GM’s decision to idle five North American plants put thousands of workers in jeopardy, but the company has been making steady progress in transferring employees to other locations.
While the situation is pretty bleak north of the boarder, the Detroit Free Press reports only 508 hourly employees are currently laid off in the United States and awaiting transfers.
The math is complex and somewhat counterintuitive, but GM spokesperson Dan Flores told the publication that 593 hourly employees from the Detroit-Hamtramck have transferred following the end of Buick Lacrosse and Chevrolet Volt production. While the plant was scheduled to close on June 1st, that date has been pushed back to January so the company can continue to build the Cadillac CT6 and Chevrolet Impala. As a result, 700 hourly employees are still on the job and will remain there for several more months.
The Lordstown Assembly plant wrapped up production of the Chevrolet Cruze in March and it appears most of the laid off employees come from there. Last November, GM said Lordstown had 1,435 hourly employees and now the company says 670 have been transferred.
More layoffs are likely in the future as Flores said the Baltimore Operations center in Maryland will close this week. So far, only 14 of the plant’s 253 hourly employees have signed up for transfers.
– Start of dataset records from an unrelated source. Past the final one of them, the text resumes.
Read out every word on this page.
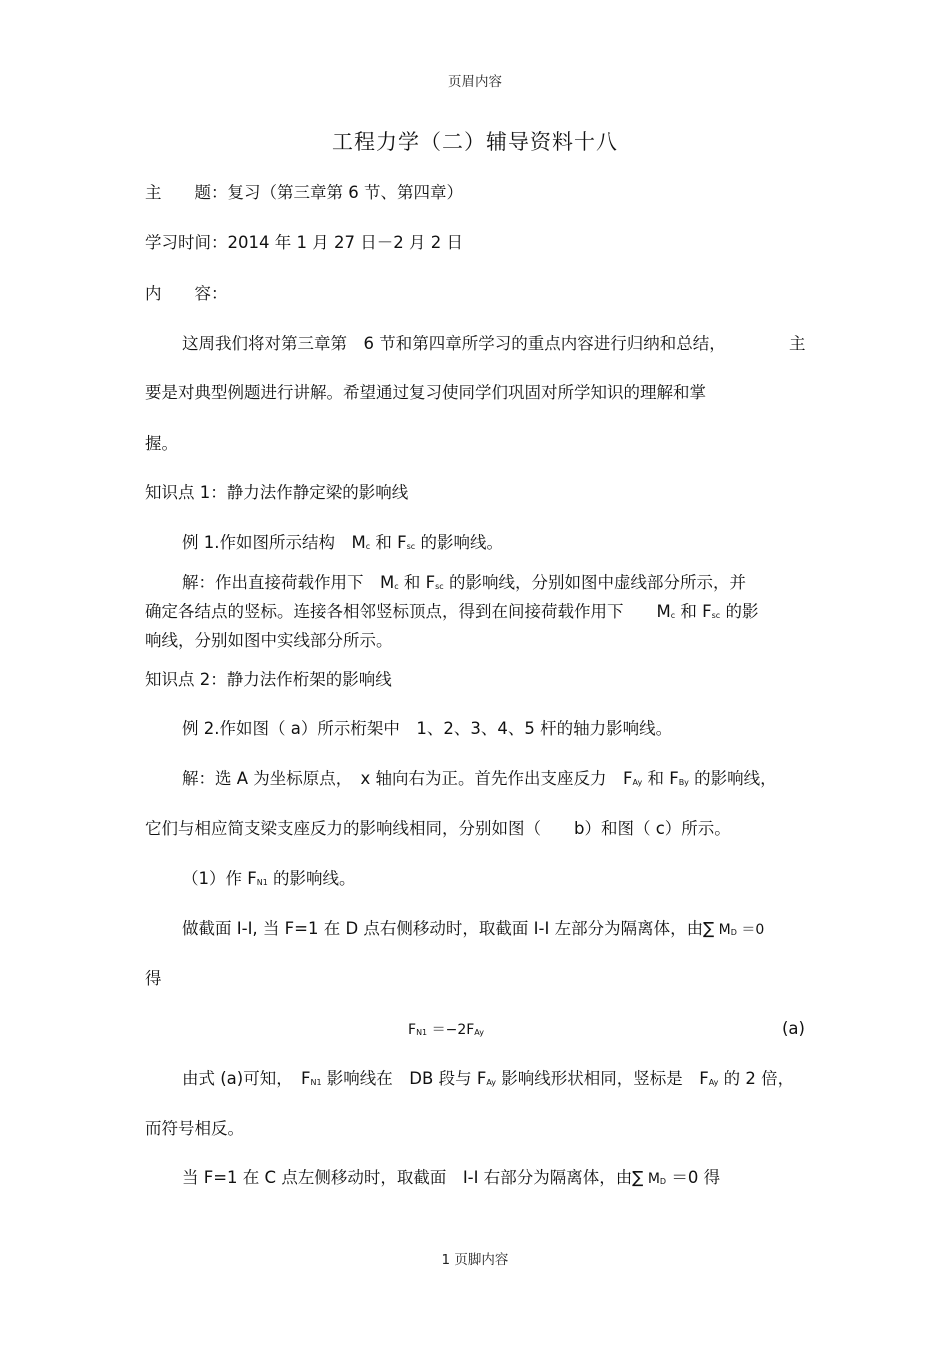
页眉内容
工程力学（二）辅导资料十八
主　　题：复习（第三章第 6 节、第四章）
学习时间：2014 年 1 月 27 日－2 月 2 日
内　　容：
这周我们将对第三章第　6 节和第四章所学习的重点内容进行归纳和总结，	主
要是对典型例题进行讲解。希望通过复习使同学们巩固对所学知识的理解和掌
握。
知识点 1：静力法作静定梁的影响线
例 1.作如图所示结构　$M_c$ 和 $F_{sc}$ 的影响线。
解：作出直接荷载作用下　$M_c$ 和 $F_{sc}$ 的影响线，分别如图中虚线部分所示，并
确定各结点的竖标。连接各相邻竖标顶点，得到在间接荷载作用下　　$M_c$ 和 $F_{sc}$ 的影
响线，分别如图中实线部分所示。
知识点 2：静力法作桁架的影响线
例 2.作如图（ a）所示桁架中　1、2、3、4、5 杆的轴力影响线。
解：选 A 为坐标原点，　x 轴向右为正。首先作出支座反力　$F_{Ay}$ 和 $F_{By}$ 的影响线，
它们与相应简支梁支座反力的影响线相同，分别如图（　　b）和图（ c）所示。
（1）作 $F_{N1}$ 的影响线。
做截面 I-I, 当 F=1 在 D 点右侧移动时，取截面 I-I 左部分为隔离体，由∑ $M_D =0$
得
$F_{N1} =-2F_{Ay}$	(a)
由式 (a)可知，　$F_{N1}$ 影响线在　DB 段与 $F_{Ay}$ 影响线形状相同，竖标是　$F_{Ay}$ 的 2 倍，
而符号相反。
当 F=1 在 C 点左侧移动时，取截面　I-I 右部分为隔离体，由∑ $M_D =0$ 得
1 页脚内容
The Warren Transmission Operations center in Michigan is slated to close in August and only 28 of the 265 people working there are scheduled for a transfer. That’s little more than 10% of the workforce, but the plant will remain open for a few more months.
Also Read: GM Adding 400 Jobs At Corvette Plant For C8 Production
Speaking of transfers, employees are going to multiple facilities in several different states. As more facilities close, new opening will pop up as GM is creating jobs to support the launch of the next-generation Corvette in Bowling Green, Kentucky. The company will also begin hiring employees in Arlington, Texas as it prepares to launch the next-generation Cadillac Escalade, Chevrolet Tahoe / Suburban and GMC Yukon / Yukon XL.
Of course, not everyone can move – in some cases several states away – at the drop of the hat. The figures also don’t include salaried employees who worked at the plants and suppliers who lost their jobs as a result of the closures. This means countless people and communities will feel the affects for years to come.